В общем, Любовь Ильинична имела полное право нас отравить, однако лишь перекидывала кошачьи какашки со своей клубники на мою. Я видела. Кстати, вся моя клубника пришла ко мне через нее. Сливы прививать тоже она меня научила, и теперь у меня этих слив — как у дурака фантиков... Изредка она оставалась ночевать на даче и приходила ко мне в гости. И мы с ней пили чай у меня на балконе. Правда, иногда она меня сильно доставала: когда, например, пыталась доказывать, что Бога нет и быть не может и что молоко по 20 копеек лучше, чем по 16 рублей. И еще она считала, что мне, как журналистке центральной газеты, надо непременно знать про то, что их ЖЭК вымогает у пенсионеров деньги. В дискуссии с Ильиничной я не ввязывалась. И никогда не думала о том, что на ее идеальном участке когда-нибудь появятся другие люди...
В лесу прокричал филин. «Темно и страшно в час ночной», — прошлась я по клавиатуре, прочитала и увидела, что это стихи.
Я посидела минут пять, прислушиваясь к ночным звукам. Сильно пахло соснами. Из-за леса выбиралась почти полная луна.

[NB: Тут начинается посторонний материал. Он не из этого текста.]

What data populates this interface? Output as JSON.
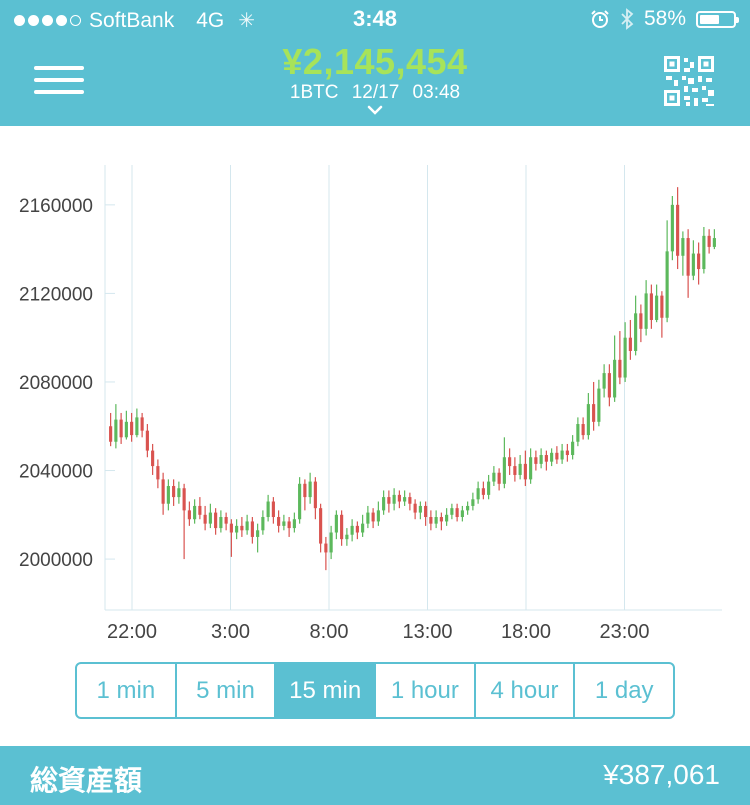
{
  "status_bar": {
    "carrier": "SoftBank",
    "network": "4G",
    "time": "3:48",
    "battery": "58%",
    "battery_level": 0.58
  },
  "header": {
    "price": "¥2,145,454",
    "unit": "1BTC",
    "datetime": "12/17 03:48",
    "colors": {
      "bar": "#5bc0d2",
      "price": "#a7e35a"
    }
  },
  "chart_data": {
    "type": "candlestick",
    "x_tick_labels": [
      "22:00",
      "3:00",
      "8:00",
      "13:00",
      "18:00",
      "23:00"
    ],
    "y_tick_labels": [
      "2000000",
      "2040000",
      "2080000",
      "2120000",
      "2160000"
    ],
    "ylim": [
      1977000,
      2178000
    ],
    "grid": "vertical",
    "up_color": "#5cb85c",
    "down_color": "#d9534f",
    "candles": [
      [
        2060000,
        2053000,
        2066000,
        2051000
      ],
      [
        2053000,
        2063000,
        2070000,
        2050000
      ],
      [
        2063000,
        2055000,
        2066000,
        2052000
      ],
      [
        2055000,
        2062000,
        2067000,
        2054000
      ],
      [
        2062000,
        2056000,
        2066000,
        2053000
      ],
      [
        2056000,
        2064000,
        2068000,
        2055000
      ],
      [
        2064000,
        2058000,
        2066000,
        2055000
      ],
      [
        2058000,
        2049000,
        2061000,
        2046000
      ],
      [
        2049000,
        2042000,
        2052000,
        2038000
      ],
      [
        2042000,
        2036000,
        2045000,
        2032000
      ],
      [
        2036000,
        2025000,
        2039000,
        2020000
      ],
      [
        2025000,
        2033000,
        2036000,
        2022000
      ],
      [
        2033000,
        2028000,
        2036000,
        2024000
      ],
      [
        2028000,
        2032000,
        2035000,
        2025000
      ],
      [
        2032000,
        2022000,
        2034000,
        2000000
      ],
      [
        2022000,
        2018000,
        2026000,
        2015000
      ],
      [
        2018000,
        2024000,
        2027000,
        2016000
      ],
      [
        2024000,
        2020000,
        2028000,
        2018000
      ],
      [
        2020000,
        2016000,
        2024000,
        2013000
      ],
      [
        2016000,
        2021000,
        2025000,
        2014000
      ],
      [
        2021000,
        2014000,
        2023000,
        2011000
      ],
      [
        2014000,
        2019000,
        2022000,
        2012000
      ],
      [
        2019000,
        2016000,
        2021000,
        2013000
      ],
      [
        2016000,
        2012000,
        2018000,
        2001000
      ],
      [
        2012000,
        2015000,
        2018000,
        2009000
      ],
      [
        2015000,
        2013000,
        2019000,
        2010000
      ],
      [
        2013000,
        2017000,
        2020000,
        2011000
      ],
      [
        2017000,
        2010000,
        2019000,
        2007000
      ],
      [
        2010000,
        2013000,
        2016000,
        2003000
      ],
      [
        2013000,
        2019000,
        2022000,
        2011000
      ],
      [
        2019000,
        2026000,
        2029000,
        2017000
      ],
      [
        2026000,
        2019000,
        2028000,
        2016000
      ],
      [
        2019000,
        2015000,
        2022000,
        2012000
      ],
      [
        2015000,
        2017000,
        2020000,
        2013000
      ],
      [
        2017000,
        2014000,
        2019000,
        2010000
      ],
      [
        2014000,
        2018000,
        2021000,
        2012000
      ],
      [
        2018000,
        2034000,
        2037000,
        2016000
      ],
      [
        2034000,
        2028000,
        2036000,
        2022000
      ],
      [
        2028000,
        2035000,
        2039000,
        2025000
      ],
      [
        2035000,
        2023000,
        2037000,
        2018000
      ],
      [
        2023000,
        2007000,
        2025000,
        2003000
      ],
      [
        2007000,
        2003000,
        2010000,
        1995000
      ],
      [
        2003000,
        2012000,
        2015000,
        2000000
      ],
      [
        2012000,
        2020000,
        2022000,
        2009000
      ],
      [
        2020000,
        2009000,
        2022000,
        2006000
      ],
      [
        2009000,
        2011000,
        2014000,
        2006000
      ],
      [
        2011000,
        2015000,
        2018000,
        2008000
      ],
      [
        2015000,
        2012000,
        2017000,
        2009000
      ],
      [
        2012000,
        2016000,
        2020000,
        2010000
      ],
      [
        2016000,
        2021000,
        2024000,
        2014000
      ],
      [
        2021000,
        2017000,
        2023000,
        2014000
      ],
      [
        2017000,
        2022000,
        2026000,
        2015000
      ],
      [
        2022000,
        2028000,
        2031000,
        2020000
      ],
      [
        2028000,
        2025000,
        2031000,
        2021000
      ],
      [
        2025000,
        2029000,
        2032000,
        2022000
      ],
      [
        2029000,
        2026000,
        2031000,
        2023000
      ],
      [
        2026000,
        2028000,
        2031000,
        2024000
      ],
      [
        2028000,
        2025000,
        2030000,
        2022000
      ],
      [
        2025000,
        2021000,
        2027000,
        2018000
      ],
      [
        2021000,
        2024000,
        2026000,
        2018000
      ],
      [
        2024000,
        2019000,
        2026000,
        2015000
      ],
      [
        2019000,
        2016000,
        2022000,
        2013000
      ],
      [
        2016000,
        2019000,
        2022000,
        2014000
      ],
      [
        2019000,
        2017000,
        2021000,
        2013000
      ],
      [
        2017000,
        2020000,
        2023000,
        2015000
      ],
      [
        2020000,
        2023000,
        2025000,
        2018000
      ],
      [
        2023000,
        2019000,
        2025000,
        2017000
      ],
      [
        2019000,
        2022000,
        2024000,
        2017000
      ],
      [
        2022000,
        2024000,
        2026000,
        2020000
      ],
      [
        2024000,
        2027000,
        2030000,
        2022000
      ],
      [
        2027000,
        2032000,
        2035000,
        2025000
      ],
      [
        2032000,
        2029000,
        2035000,
        2027000
      ],
      [
        2029000,
        2035000,
        2038000,
        2027000
      ],
      [
        2035000,
        2039000,
        2042000,
        2033000
      ],
      [
        2039000,
        2034000,
        2041000,
        2031000
      ],
      [
        2034000,
        2046000,
        2055000,
        2032000
      ],
      [
        2046000,
        2042000,
        2050000,
        2038000
      ],
      [
        2042000,
        2038000,
        2046000,
        2035000
      ],
      [
        2038000,
        2043000,
        2047000,
        2036000
      ],
      [
        2043000,
        2036000,
        2049000,
        2033000
      ],
      [
        2036000,
        2046000,
        2050000,
        2034000
      ],
      [
        2046000,
        2043000,
        2049000,
        2040000
      ],
      [
        2043000,
        2047000,
        2050000,
        2041000
      ],
      [
        2047000,
        2044000,
        2049000,
        2040000
      ],
      [
        2044000,
        2048000,
        2050000,
        2042000
      ],
      [
        2048000,
        2045000,
        2051000,
        2043000
      ],
      [
        2045000,
        2049000,
        2052000,
        2043000
      ],
      [
        2049000,
        2047000,
        2052000,
        2044000
      ],
      [
        2047000,
        2053000,
        2056000,
        2045000
      ],
      [
        2053000,
        2061000,
        2064000,
        2051000
      ],
      [
        2061000,
        2056000,
        2064000,
        2054000
      ],
      [
        2056000,
        2070000,
        2075000,
        2054000
      ],
      [
        2070000,
        2062000,
        2080000,
        2058000
      ],
      [
        2062000,
        2077000,
        2081000,
        2060000
      ],
      [
        2077000,
        2084000,
        2088000,
        2073000
      ],
      [
        2084000,
        2073000,
        2088000,
        2069000
      ],
      [
        2073000,
        2090000,
        2101000,
        2071000
      ],
      [
        2090000,
        2082000,
        2103000,
        2079000
      ],
      [
        2082000,
        2100000,
        2107000,
        2080000
      ],
      [
        2100000,
        2094000,
        2108000,
        2090000
      ],
      [
        2094000,
        2111000,
        2119000,
        2092000
      ],
      [
        2111000,
        2104000,
        2115000,
        2098000
      ],
      [
        2104000,
        2120000,
        2126000,
        2101000
      ],
      [
        2120000,
        2108000,
        2124000,
        2104000
      ],
      [
        2108000,
        2119000,
        2124000,
        2107000
      ],
      [
        2119000,
        2109000,
        2121000,
        2100000
      ],
      [
        2109000,
        2139000,
        2153000,
        2107000
      ],
      [
        2139000,
        2160000,
        2164000,
        2135000
      ],
      [
        2160000,
        2137000,
        2168000,
        2131000
      ],
      [
        2137000,
        2145000,
        2148000,
        2128000
      ],
      [
        2145000,
        2128000,
        2149000,
        2118000
      ],
      [
        2128000,
        2138000,
        2144000,
        2126000
      ],
      [
        2138000,
        2131000,
        2143000,
        2124000
      ],
      [
        2131000,
        2146000,
        2150000,
        2129000
      ],
      [
        2146000,
        2141000,
        2149000,
        2138000
      ],
      [
        2141000,
        2145000,
        2149000,
        2140000
      ]
    ]
  },
  "timeframes": {
    "items": [
      "1 min",
      "5 min",
      "15 min",
      "1 hour",
      "4 hour",
      "1 day"
    ],
    "active": "15 min"
  },
  "footer": {
    "label": "総資産額",
    "value": "¥387,061"
  }
}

Все не такое, как обычно...
Жабы в ливневке ненадолго замолчали. Я сосредоточилась перед компьютером. У меня получилось увидеть с высоты вороньего гнезда темный дачный поселок в лесу и свой домик почти с краю. За моей спиной скрипнул рассыхающийся шкаф. Приятный, управляемый страх нежно обнял меня поперек живота.
И даже шкаф, такой привычный,
Теперь как двери в мир иной.
Я встала и набросила на плечи куртку: «сейчас стишок долабаю, а потом — сказочку Мишане...».
На спинке стула черный свитер, —
срисовала я, подумала и добавила немного чернухи:
Как труп с поникшей головой.
Громко вскрикнула какая-то тоскливая птица, и по кронам деревьев пробежал одиночный порыв ветра.
А за окном унылый ветер
Зовет на кладбище с собой.
Свитер-ветер. Бред. А интересно, как сейчас на кладбище. Жутко, поди. Я представила, как бреду между могилками и шелест кладбищенских деревьев заставляет меня приседать и озираться на бликующие портреты.
Меня укусил комар, я дернулась, задела локтем настольную лампу, она с грохотом полетела на пол и, как водится, погасла. Если бы я была не я, а героиня триллера, то по сюжету погасшая лампа должна бы означать, что начинается главное, — подумала я. Хотя вот, например, Кинг такими дешевыми приемами не пользуется, а страшно до ужаса. Одно только «Кладбище домашних животных»... Не к ночи помянуто.
Комнату освещали монитор и уличный фонарь над крыльцом. Я подняла светильник с пола, поставила на стол и включила. Лампа зажглась, но горела тускло. Луна поднялась выше и залила молоком половину неба, а листья лимонника на балконе почернели.
В дорожке лунной чья-то тень, —
клавиатуру надо сменить — клацает на весь дом —
Внезапно дрогнув, изменилась.
Было слышно, как внизу о фонарь бьются ослепленные бабочки. Я обернулась на Боню: он спал. Поджав ноги, я вздохнула и закончила строфу:
И с тихим скрипом отворилась
Надежно запертая дверь.
На крыльце как будто бы послышались шаги. «Хоть бы приехал кто-нибудь», — подумала я почему-то шепотом и поглядела в правый нижний угол монитора: без двадцати полночь. В такое время уже никто не приедет.
Боня поднял голову, прислушался и рыкнул.
Шаги на крыльце раздавались уже вполне отчетливо. Кто-то медленно поднимался по ступенькам.
Меня сдуло с места. На балкон я прошмыгнула на корячках и спряталась за лимонником, соображая, как бы так незаметно выглянуть.
— Лара, — негромко позвал меня снизу знакомый голос. На ступенях крыльца, освещенная фонарем, стояла
Любовь Ильинична.
Ее погребальные одежды и белый покров на голове в свете фонаря выглядели почти празднично. Меня затошнило: «Сейчас я упаду в обморок, и все...».
— Я секатор принесла, — сказала она, не поднимая головы.
«Это капец», — пронеслось в мозгу.
— Секатор? — тупо переспросил кто-то рядом со мной. «Это я говорю, — сообразила я, — я еще не в обмороке».
— Я ж у тебя брала секатор, — сказала мертвая.
Я знала точно, что сердце мое лопнет и кровь хлынет у меня из горла, если она поднимет голову. Но Любовь Ильинична глядела в крыльцо. «Не может смотреть на свет», — поняла я.
В горле стучали молотки. Я хотела крикнуть ей, что ее похоронили, но почувствовала, что она только того и ждет, чтобы сделать — неизвестно, что именно — но что-то окончательно кошмарное. Может быть, засмеяться.